Telstra is keen to avoid a protest vote because if more than a quarter of shareholders disapprove of the pay packets in consecutive years it triggers a vote to spill the board under Australian law.
“We know that a number of you are disappointed with this year’s remuneration outcome,” Telstra Chairman John Mullen wrote in a note address to shareholders and released to the Australian Securities Exchange on Thursday.
“We perhaps did not provide enough transparency around some of the metrics that we adopted to measure management performance and the reasons as to why these were chosen. For this we apologise,” he wrote.
Only 9 percent of shareholders voted against the executives’ remuneration last year, however Telstra is bracing for a stronger vote this time after large proxy advisor CGI Glass Lewis recommended shareholders oppose it.
CGI Glass Lewis found the pay structure placed overly heavy reliance on customer satisfaction metrics and meeting earnings targets, however lacklustre.
Telstra Chief Executive Officer, Andy Penn, was entitled to a salary of A$2.4 million ($1.7 million) in cash, plus bonuses worth just over A$2 million in cash and shares for the 2018 financial year, according to the annual report.

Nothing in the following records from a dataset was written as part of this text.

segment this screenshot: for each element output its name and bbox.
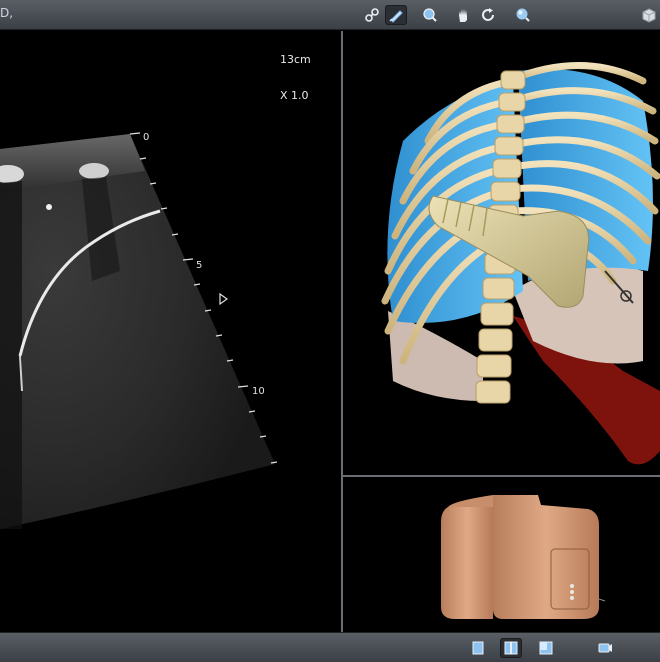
zoom-icon[interactable]: [419, 5, 441, 25]
depth-mark-0: 0: [143, 132, 150, 143]
pan-hand-icon[interactable]: [452, 5, 474, 25]
bottom-toolbar: [0, 632, 660, 662]
dual-view-icon[interactable]: [500, 638, 522, 658]
manikin-torso: [441, 495, 606, 619]
layout-view-icon[interactable]: [535, 638, 557, 658]
app-logo: D,: [0, 6, 14, 20]
probe-icon[interactable]: [385, 5, 407, 25]
ultrasound-image: [0, 132, 278, 529]
depth-mark-5: 5: [196, 260, 203, 271]
depth-mark-10: 10: [252, 386, 265, 397]
anatomy-3d-view[interactable]: [343, 31, 660, 475]
camera-icon[interactable]: [594, 638, 616, 658]
top-toolbar: D,: [0, 0, 660, 30]
zoom-readout: X 1.0: [280, 89, 309, 102]
depth-readout: 13cm: [280, 53, 311, 66]
single-view-icon[interactable]: [467, 638, 489, 658]
thorax-model: [381, 62, 660, 465]
rotate-icon[interactable]: [477, 5, 499, 25]
sphere-icon[interactable]: [512, 5, 534, 25]
cube-view-icon[interactable]: [638, 5, 660, 25]
link-icon[interactable]: [361, 5, 383, 25]
manikin-view[interactable]: [343, 477, 660, 632]
ultrasound-view[interactable]: 13cm X 1.0 0 5 10: [0, 31, 341, 632]
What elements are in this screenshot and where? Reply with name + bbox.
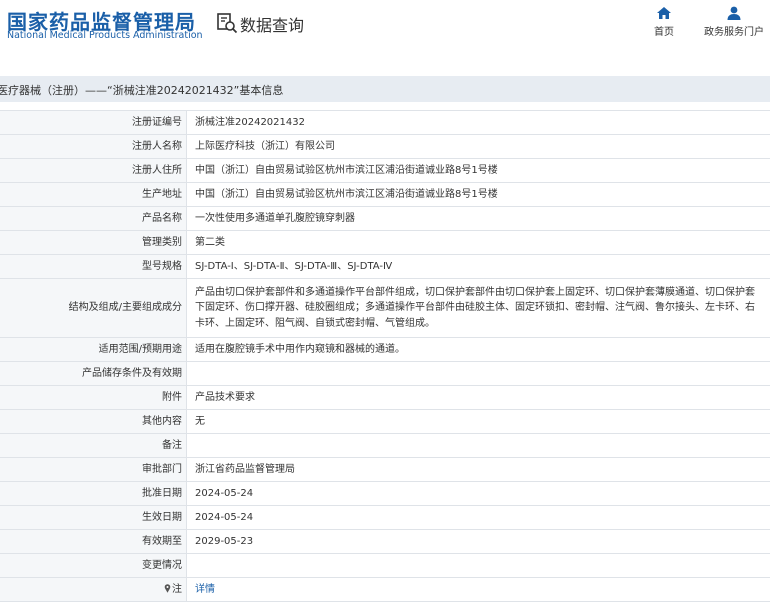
row-key-note: 注 xyxy=(0,577,187,602)
header: 国家药品监督管理局 National Medical Products Admi… xyxy=(0,0,770,60)
row-value: 第二类 xyxy=(186,230,770,255)
details-link[interactable]: 详情 xyxy=(195,584,215,595)
row-value: 浙江省药品监督管理局 xyxy=(186,457,770,482)
data-query-title: 数据查询 xyxy=(240,16,305,35)
row-key: 有效期至 xyxy=(0,529,187,554)
nav-gov-service-portal[interactable]: 政务服务门户 xyxy=(702,6,766,38)
table-row: 审批部门 浙江省药品监督管理局 xyxy=(0,457,770,482)
home-icon xyxy=(657,7,671,19)
row-key: 注册人名称 xyxy=(0,134,187,159)
row-value xyxy=(186,361,770,386)
table-row: 有效期至 2029-05-23 xyxy=(0,529,770,554)
row-value: 适用在腹腔镜手术中用作内窥镜和器械的通道。 xyxy=(186,337,770,362)
table-row: 注册人名称 上际医疗科技（浙江）有限公司 xyxy=(0,134,770,159)
row-key: 注册证编号 xyxy=(0,110,187,135)
nav-gov-service-portal-label: 政务服务门户 xyxy=(704,27,764,38)
detail-table: 注册证编号 浙械注准20242021432 注册人名称 上际医疗科技（浙江）有限… xyxy=(0,110,770,602)
table-row: 备注 xyxy=(0,433,770,458)
table-row: 产品名称 一次性使用多通道单孔腹腔镜穿刺器 xyxy=(0,206,770,231)
row-key: 产品名称 xyxy=(0,206,187,231)
row-value: 上际医疗科技（浙江）有限公司 xyxy=(186,134,770,159)
logo-subtitle: National Medical Products Administration xyxy=(7,30,203,41)
table-row: 型号规格 SJ-DTA-Ⅰ、SJ-DTA-Ⅱ、SJ-DTA-Ⅲ、SJ-DTA-Ⅳ xyxy=(0,254,770,279)
nav-home[interactable]: 首页 xyxy=(651,6,677,38)
record-title-band: 医疗器械（注册）——“浙械注准20242021432”基本信息 xyxy=(0,76,770,102)
row-key: 批准日期 xyxy=(0,481,187,506)
table-row: 附件 产品技术要求 xyxy=(0,385,770,410)
row-key-label: 注 xyxy=(172,583,182,595)
row-key: 注册人住所 xyxy=(0,158,187,183)
row-key: 产品储存条件及有效期 xyxy=(0,361,187,386)
row-value: 2024-05-24 xyxy=(186,481,770,506)
table-row: 批准日期 2024-05-24 xyxy=(0,481,770,506)
row-key: 审批部门 xyxy=(0,457,187,482)
row-value: 详情 xyxy=(186,577,770,602)
table-row: 管理类别 第二类 xyxy=(0,230,770,255)
pin-icon xyxy=(164,583,171,593)
row-value: 无 xyxy=(186,409,770,434)
row-value: 浙械注准20242021432 xyxy=(186,110,770,135)
row-key: 备注 xyxy=(0,433,187,458)
row-value xyxy=(186,553,770,578)
row-value: 2024-05-24 xyxy=(186,505,770,530)
row-key: 其他内容 xyxy=(0,409,187,434)
row-key: 管理类别 xyxy=(0,230,187,255)
table-row: 注册证编号 浙械注准20242021432 xyxy=(0,110,770,135)
page: 国家药品监督管理局 National Medical Products Admi… xyxy=(0,0,770,611)
row-value: SJ-DTA-Ⅰ、SJ-DTA-Ⅱ、SJ-DTA-Ⅲ、SJ-DTA-Ⅳ xyxy=(186,254,770,279)
table-row: 变更情况 xyxy=(0,553,770,578)
row-value: 中国（浙江）自由贸易试验区杭州市滨江区浦沿街道诚业路8号1号楼 xyxy=(186,182,770,207)
record-title: 医疗器械（注册）——“浙械注准20242021432”基本信息 xyxy=(0,84,284,97)
row-key: 生产地址 xyxy=(0,182,187,207)
table-row: 生效日期 2024-05-24 xyxy=(0,505,770,530)
row-key: 结构及组成/主要组成成分 xyxy=(0,278,187,338)
data-query-icon xyxy=(217,13,238,34)
table-row: 结构及组成/主要组成成分 产品由切口保护套部件和多通道操作平台部件组成，切口保护… xyxy=(0,278,770,338)
row-key: 变更情况 xyxy=(0,553,187,578)
row-value xyxy=(186,433,770,458)
user-icon xyxy=(727,6,741,20)
row-key: 生效日期 xyxy=(0,505,187,530)
row-value: 2029-05-23 xyxy=(186,529,770,554)
row-key: 适用范围/预期用途 xyxy=(0,337,187,362)
row-value: 产品技术要求 xyxy=(186,385,770,410)
row-value: 产品由切口保护套部件和多通道操作平台部件组成，切口保护套部件由切口保护套上固定环… xyxy=(186,278,770,338)
row-key: 附件 xyxy=(0,385,187,410)
row-key: 型号规格 xyxy=(0,254,187,279)
row-value: 中国（浙江）自由贸易试验区杭州市滨江区浦沿街道诚业路8号1号楼 xyxy=(186,158,770,183)
table-row: 注册人住所 中国（浙江）自由贸易试验区杭州市滨江区浦沿街道诚业路8号1号楼 xyxy=(0,158,770,183)
table-row: 注 详情 xyxy=(0,577,770,602)
table-row: 生产地址 中国（浙江）自由贸易试验区杭州市滨江区浦沿街道诚业路8号1号楼 xyxy=(0,182,770,207)
table-row: 适用范围/预期用途 适用在腹腔镜手术中用作内窥镜和器械的通道。 xyxy=(0,337,770,362)
nav-home-label: 首页 xyxy=(654,27,674,38)
row-value: 一次性使用多通道单孔腹腔镜穿刺器 xyxy=(186,206,770,231)
table-row: 其他内容 无 xyxy=(0,409,770,434)
table-row: 产品储存条件及有效期 xyxy=(0,361,770,386)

Telstra dominates Australia’s mobile telephone and broadband markets, but its business has been upended by a new government broadband network.
In response Telstra has unveiled a plan to slash 8,000 jobs - a quarter of its workforce - as well as flagging asset sales.
Telstra shares have shed 10.8 percent for the year to date and almost halved since Penn took charge in May 2015.
On Thursday Telstra shares fell 1.4 percent in a plunging broader market, which dropped 2 percent.